62 lines (42 loc) · 1.53 KB

Descriptive Analysis

This notebook contains the Descriptive Analysis portion of my Data Science internship, focused on understanding the structure and distribution of both numerical and categorical variables in a restaurant dataset.

Task Objective

Compute statistical summaries for key numerical columns
Explore and interpret the distribution of categorical features like Country Code, City, and Cuisines
Identify the most frequent cuisines and cities in the dataset

Steps Performed

1. Numerical Analysis

Selected relevant numerical features:

Average Cost for two
Price range
Aggregate rating
Votes

For these, calculated:

Mean, Median, Standard Deviation
Used .describe() to generate percentiles, min/max, and spread

Key Findings:

Cost and Votes are highly skewed (long-tail distribution)
Most ratings lie between 2.5 and 4.0
Median cost is ₹400; average is skewed due to some high-end entries

2. Categorical Analysis

a.
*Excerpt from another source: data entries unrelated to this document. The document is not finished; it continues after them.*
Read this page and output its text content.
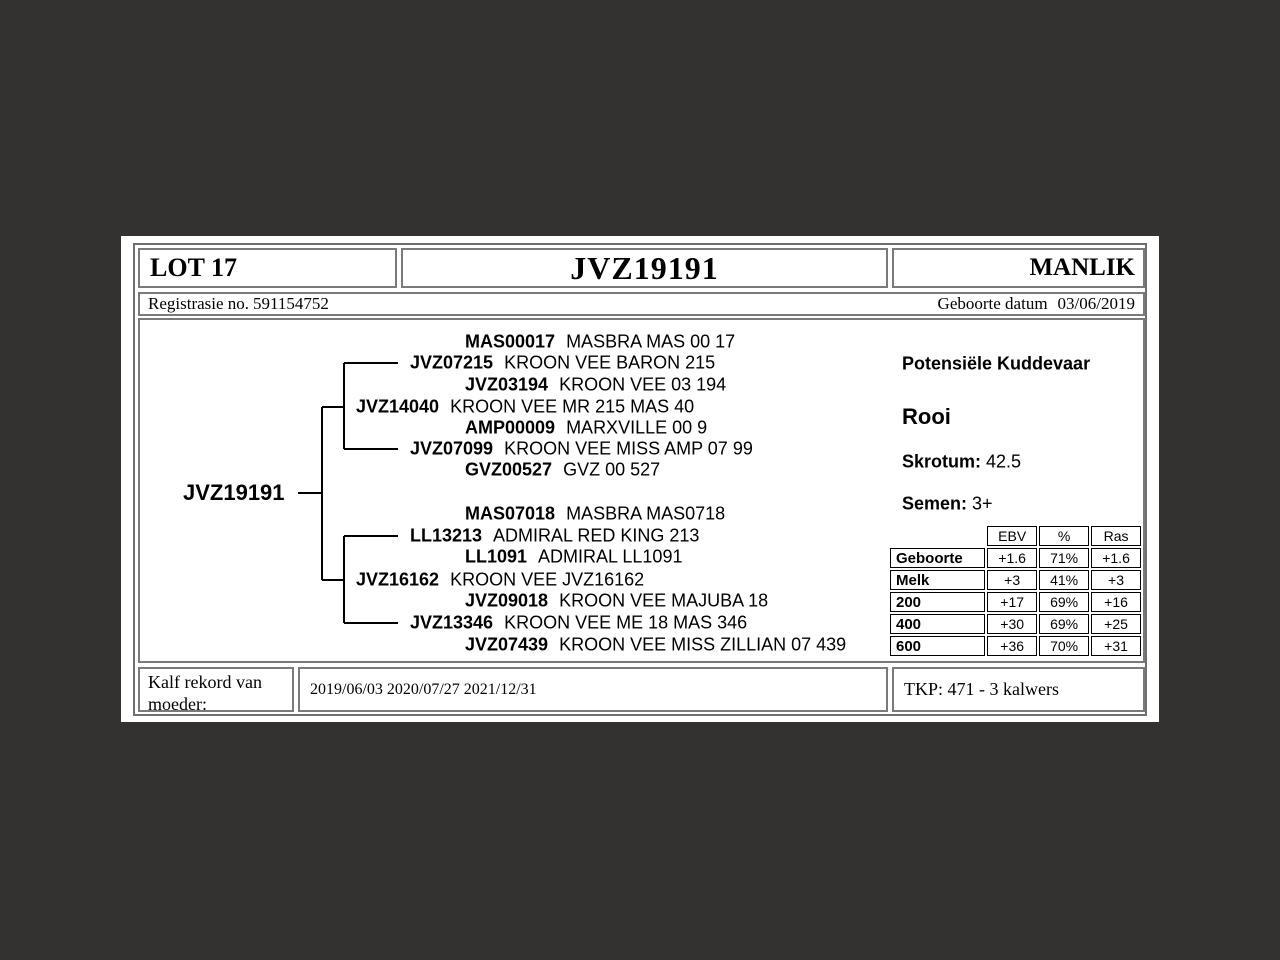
LOT 17	JVZ19191	MANLIK
Registrasie no. 591154752	Geboorte datum 03/06/2019
JVZ19191
MAS00017 MASBRA MAS 00 17
JVZ07215 KROON VEE BARON 215
JVZ03194 KROON VEE 03 194
JVZ14040 KROON VEE MR 215 MAS 40
AMP00009 MARXVILLE 00 9
JVZ07099 KROON VEE MISS AMP 07 99
GVZ00527 GVZ 00 527
MAS07018 MASBRA MAS0718
LL13213 ADMIRAL RED KING 213
LL1091 ADMIRAL LL1091
JVZ16162 KROON VEE JVZ16162
JVZ09018 KROON VEE MAJUBA 18
JVZ13346 KROON VEE ME 18 MAS 346
JVZ07439 KROON VEE MISS ZILLIAN 07 439
Potensiële Kuddevaar
Rooi
Skrotum: 42.5
Semen: 3+
	EBV	%	Ras
Geboorte	+1.6	71%	+1.6
Melk	+3	41%	+3
200	+17	69%	+16
400	+30	69%	+25
600	+36	70%	+31
Kalf rekord van moeder:
2019/06/03 2020/07/27 2021/12/31	TKP: 471 - 3 kalwers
Country Code

15 unique country codes
Code 1 (India) appeared most frequently (8652 times)
Created a mapping to actual country names using .map()

b. City

141 unique cities
New Delhi had the highest number of restaurants (5473)
NCR cities dominate the dataset

c. Cuisines

1825 unique cuisine combinations
North Indian is the most common standalone cuisine (936 entries)
Long-tail distribution with many unique/rare combinations

🔧 Tools Used

Python
Pandas
Jupyter Notebook